Dugaan persoalan seperti mark-up harga, ketidaksesuaian kualitas makanan, jumlah penerima yang tidak sesuai, pengadaan yang tidak transparan, pemasok yang tidak jelas, hingga dugaan ketidaksesuaian antara laporan administrasi dan kondisi di lapangan harus menjadi perhatian apabila ditemukan.
Tidak boleh ada uang negara yang hilang tanpa penjelasan.
Setiap dugaan harus dibuktikan melalui data dan proses verifikasi. Sebab, pengawasan yang kuat bukan berarti menuduh tanpa dasar, tetapi memastikan setiap persoalan diperiksa secara objektif.
MASYARAKAT ADALAH MATA DAN TELINGA PENGAWASAN
Satgas Wasmas MBG dan PKN membuka ruang bagi masyarakat yang mengetahui atau menemukan dugaan penyimpangan.
Masyarakat dapat melaporkan persoalan yang ditemukan, terutama apabila memiliki bukti pendukung berupa dokumen, foto, video, kuitansi, data penerima manfaat, informasi pengadaan, maupun kronologi kejadian.
Jangan hanya menjadi penonton ketika menemukan sesuatu yang patut dipertanyakan.
Laporkan.
Sampaikan fakta.
Biarkan data berbicara dan proses verifikasi menentukan kebenarannya.
POSKO PENGADUAN SATGAS WASMAS MBG & PKN
Sekretariat & Posko Pengaduan
Jl.

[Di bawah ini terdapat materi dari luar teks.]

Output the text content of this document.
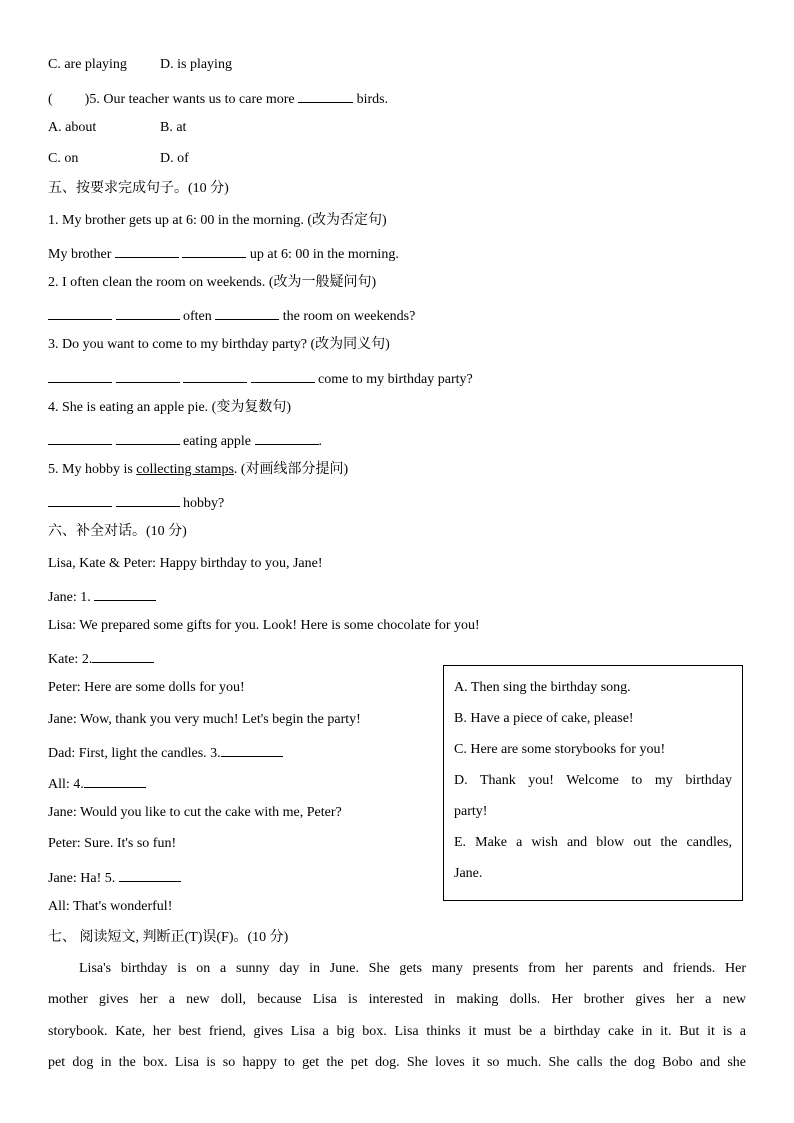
C. are playing D. is playing
( )5. Our teacher wants us to care more	birds.
A. about	B. at
C. on	D. of
五、按要求完成句子。(10 分)
1. My brother gets up at 6: 00 in the morning. (改为否定句)
My brother	up at 6: 00 in the morning.
2. I often clean the room on weekends. (改为一般疑问句)
often	the room on weekends?
3. Do you want to come to my birthday party? (改为同义句)
come to my birthday party?
4. She is eating an apple pie. (变为复数句)
eating apple	.
5. My hobby is collecting stamps. (对画线部分提问)
hobby?
六、补全对话。(10 分)
Lisa, Kate & Peter: Happy birthday to you, Jane!
Jane: 1.
Lisa: We prepared some gifts for you. Look! Here is some chocolate for you!
Kate: 2.
Peter: Here are some dolls for you!
Jane: Wow, thank you very much! Let's begin the party!
Dad: First, light the candles. 3.
All: 4.
Jane: Would you like to cut the cake with me, Peter?
Peter: Sure. It's so fun!
Jane: Ha! 5.
All: That's wonderful!
A. Then sing the birthday song.
B. Have a piece of cake, please!
C. Here are some storybooks for you!
D. Thank you! Welcome to my birthday
party!
E. Make a wish and blow out the candles,
Jane.
七、 阅读短文, 判断正(T)误(F)。(10 分)
Lisa's birthday is on a sunny day in June. She gets many presents from her parents and friends. Her
mother gives her a new doll, because Lisa is interested in making dolls. Her brother gives her a new
storybook. Kate, her best friend, gives Lisa a big box. Lisa thinks it must be a birthday cake in it. But it is a
pet dog in the box. Lisa is so happy to get the pet dog. She loves it so much. She calls the dog Bobo and she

Dr. Ferdinand Lumbantobing No. 34, Tarutung, Kabupaten Tapanuli Utara
📞 Kontak:
0823 6464 0061
0822 8721 3848
Setiap pengaduan diharapkan disampaikan secara jelas dan dilengkapi bukti pendukung apabila tersedia.
Laporan yang masuk dapat dicatat, diverifikasi, dan ditindaklanjuti sesuai mekanisme yang berlaku.

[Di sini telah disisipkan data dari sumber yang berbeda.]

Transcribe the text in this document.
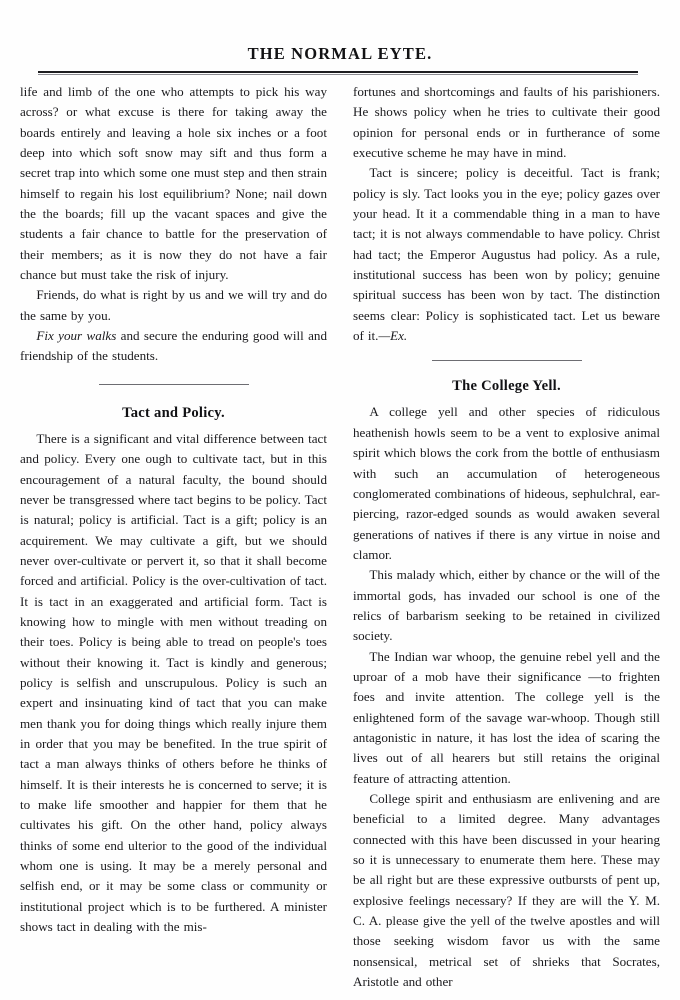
THE NORMAL EYTE.

life and limb of the one who attempts to pick his way across? or what excuse is there for taking away the boards entirely and leaving a hole six inches or a foot deep into which soft snow may sift and thus form a secret trap into which some one must step and then strain himself to regain his lost equilibrium? None; nail down the the boards; fill up the vacant spaces and give the students a fair chance to battle for the preservation of their members; as it is now they do not have a fair chance but must take the risk of injury.

Friends, do what is right by us and we will try and do the same by you.

Fix your walks and secure the enduring good will and friendship of the students.

Tact and Policy.

There is a significant and vital difference between tact and policy. Every one ough to cultivate tact, but in this encouragement of a natural faculty, the bound should never be transgressed where tact begins to be policy. Tact is natural; policy is artificial. Tact is a gift; policy is an acquirement. We may cultivate a gift, but we should never over-cultivate or pervert it, so that it shall become forced and artificial. Policy is the over-cultivation of tact. It is tact in an exaggerated and artificial form. Tact is knowing how to mingle with men without treading on their toes. Policy is being able to tread on people's toes without their knowing it. Tact is kindly and generous; policy is selfish and unscrupulous. Policy is such an expert and insinuating kind of tact that you can make men thank you for doing things which really injure them in order that you may be benefited. In the true spirit of tact a man always thinks of others before he thinks of himself. It is their interests he is concerned to serve; it is to make life smoother and happier for them that he cultivates his gift. On the other hand, policy always thinks of some end ulterior to the good of the individual whom one is using. It may be a merely personal and selfish end, or it may be some class or community or institutional project which is to be furthered. A minister shows tact in dealing with the mis-

fortunes and shortcomings and faults of his parishioners. He shows policy when he tries to cultivate their good opinion for personal ends or in furtherance of some executive scheme he may have in mind.

Tact is sincere; policy is deceitful. Tact is frank; policy is sly. Tact looks you in the eye; policy gazes over your head. It it a commendable thing in a man to have tact; it is not always commendable to have policy. Christ had tact; the Emperor Augustus had policy. As a rule, institutional success has been won by policy; genuine spiritual success has been won by tact. The distinction seems clear: Policy is sophisticated tact. Let us beware of it.—Ex.

The College Yell.

A college yell and other species of ridiculous heathenish howls seem to be a vent to explosive animal spirit which blows the cork from the bottle of enthusiasm with such an accumulation of heterogeneous conglomerated combinations of hideous, sephulchral, ear-piercing, razor-edged sounds as would awaken several generations of natives if there is any virtue in noise and clamor.

This malady which, either by chance or the will of the immortal gods, has invaded our school is one of the relics of barbarism seeking to be retained in civilized society.

The Indian war whoop, the genuine rebel yell and the uproar of a mob have their significance —to frighten foes and invite attention. The college yell is the enlightened form of the savage war-whoop. Though still antagonistic in nature, it has lost the idea of scaring the lives out of all hearers but still retains the original feature of attracting attention.

College spirit and enthusiasm are enlivening and are beneficial to a limited degree. Many advantages connected with this have been discussed in your hearing so it is unnecessary to enumerate them here. These may be all right but are these expressive outbursts of pent up, explosive feelings necessary? If they are will the Y. M. C. A. please give the yell of the twelve apostles and will those seeking wisdom favor us with the same nonsensical, metrical set of shrieks that Socrates, Aristotle and other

PERINGATAN: DANA PUBLIK HARUS BISA DIPERTANGGUNGJAWABKAN
Program MBG bukan sekadar soal makanan yang tersaji di atas meja.
Di balik setiap porsi makanan terdapat anggaran negara dan kepercayaan masyarakat.

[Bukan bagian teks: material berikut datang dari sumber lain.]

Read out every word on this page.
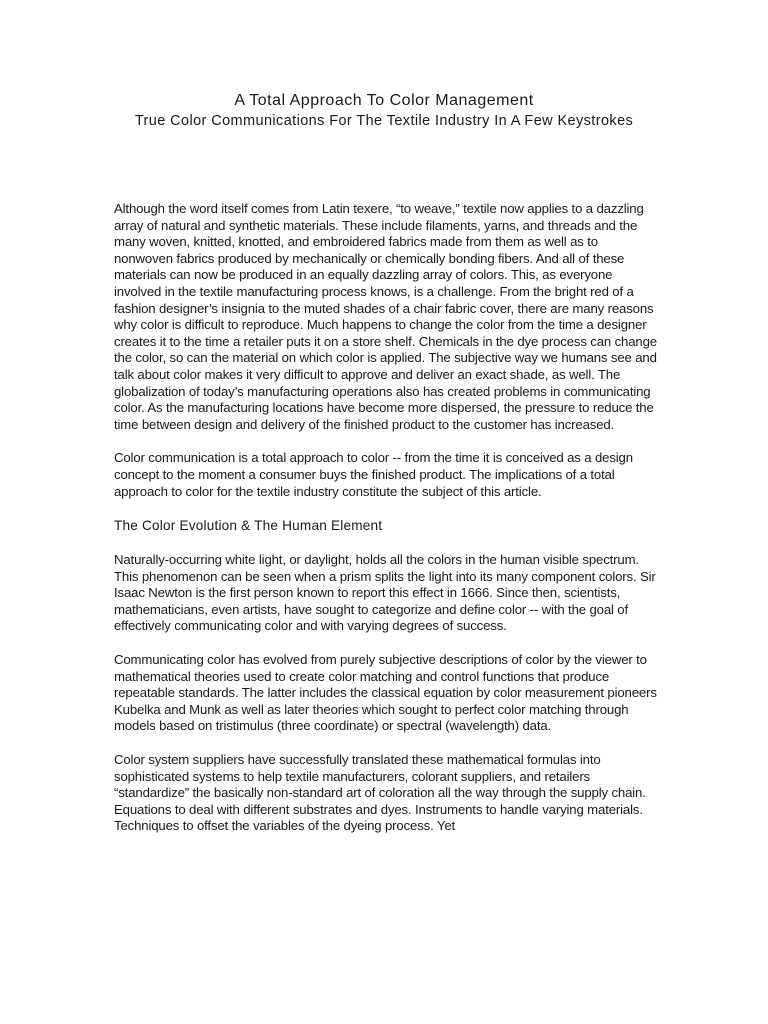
A Total Approach To Color Management
True Color Communications For The Textile Industry In A Few Keystrokes

Although the word itself comes from Latin texere, “to weave,” textile now applies to a dazzling array of natural and synthetic materials. These include filaments, yarns, and threads and the many woven, knitted, knotted, and embroidered fabrics made from them as well as to nonwoven fabrics produced by mechanically or chemically bonding fibers. And all of these materials can now be produced in an equally dazzling array of colors. This, as everyone involved in the textile manufacturing process knows, is a challenge. From the bright red of a fashion designer’s insignia to the muted shades of a chair fabric cover, there are many reasons why color is difficult to reproduce. Much happens to change the color from the time a designer creates it to the time a retailer puts it on a store shelf. Chemicals in the dye process can change the color, so can the material on which color is applied. The subjective way we humans see and talk about color makes it very difficult to approve and deliver an exact shade, as well. The globalization of today’s manufacturing operations also has created problems in communicating color. As the manufacturing locations have become more dispersed, the pressure to reduce the time between design and delivery of the finished product to the customer has increased.

Color communication is a total approach to color -- from the time it is conceived as a design concept to the moment a consumer buys the finished product. The implications of a total approach to color for the textile industry constitute the subject of this article.

The Color Evolution & The Human Element

Naturally-occurring white light, or daylight, holds all the colors in the human visible spectrum. This phenomenon can be seen when a prism splits the light into its many component colors. Sir Isaac Newton is the first person known to report this effect in 1666. Since then, scientists, mathematicians, even artists, have sought to categorize and define color -- with the goal of effectively communicating color and with varying degrees of success.

Communicating color has evolved from purely subjective descriptions of color by the viewer to mathematical theories used to create color matching and control functions that produce repeatable standards. The latter includes the classical equation by color measurement pioneers Kubelka and Munk as well as later theories which sought to perfect color matching through models based on tristimulus (three coordinate) or spectral (wavelength) data.

Color system suppliers have successfully translated these mathematical formulas into sophisticated systems to help textile manufacturers, colorant suppliers, and retailers “standardize” the basically non-standard art of coloration all the way through the supply chain. Equations to deal with different substrates and dyes. Instruments to handle varying materials. Techniques to offset the variables of the dyeing process. Yet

Karena itu, apabila terdapat dugaan penyimpangan, jangan biarkan persoalan berhenti sebagai pembicaraan di warung kopi atau percakapan media sosial.
Bawa kepada mekanisme pengaduan.
Bawa dengan data.
Bawa dengan bukti.
Sebab pengawasan terhadap uang rakyat bukan ancaman bagi pihak yang bekerja benar.
Justru pengawasan adalah perlindungan bagi program agar tetap bersih, tepat sasaran, dan dipercaya masyarakat.
RADARNEWS MENEGASKAN
Tidak ada tuduhan tanpa bukti.
Tidak ada pembenaran tanpa pemeriksaan.
Tidak ada uang rakyat yang boleh diperlakukan seolah-olah milik pribadi.
Jika benar bersih, buktikan dengan transparansi.
Jika ada dugaan penyimpangan, periksa dengan tuntas.
Jika ditemukan pelanggaran, proses sesuai hukum dan ketentuan yang berlaku.
Rakyat berhak tahu.
Rakyat berhak mengawasi.
Dan uang rakyat wajib dipertanggungjawabkan.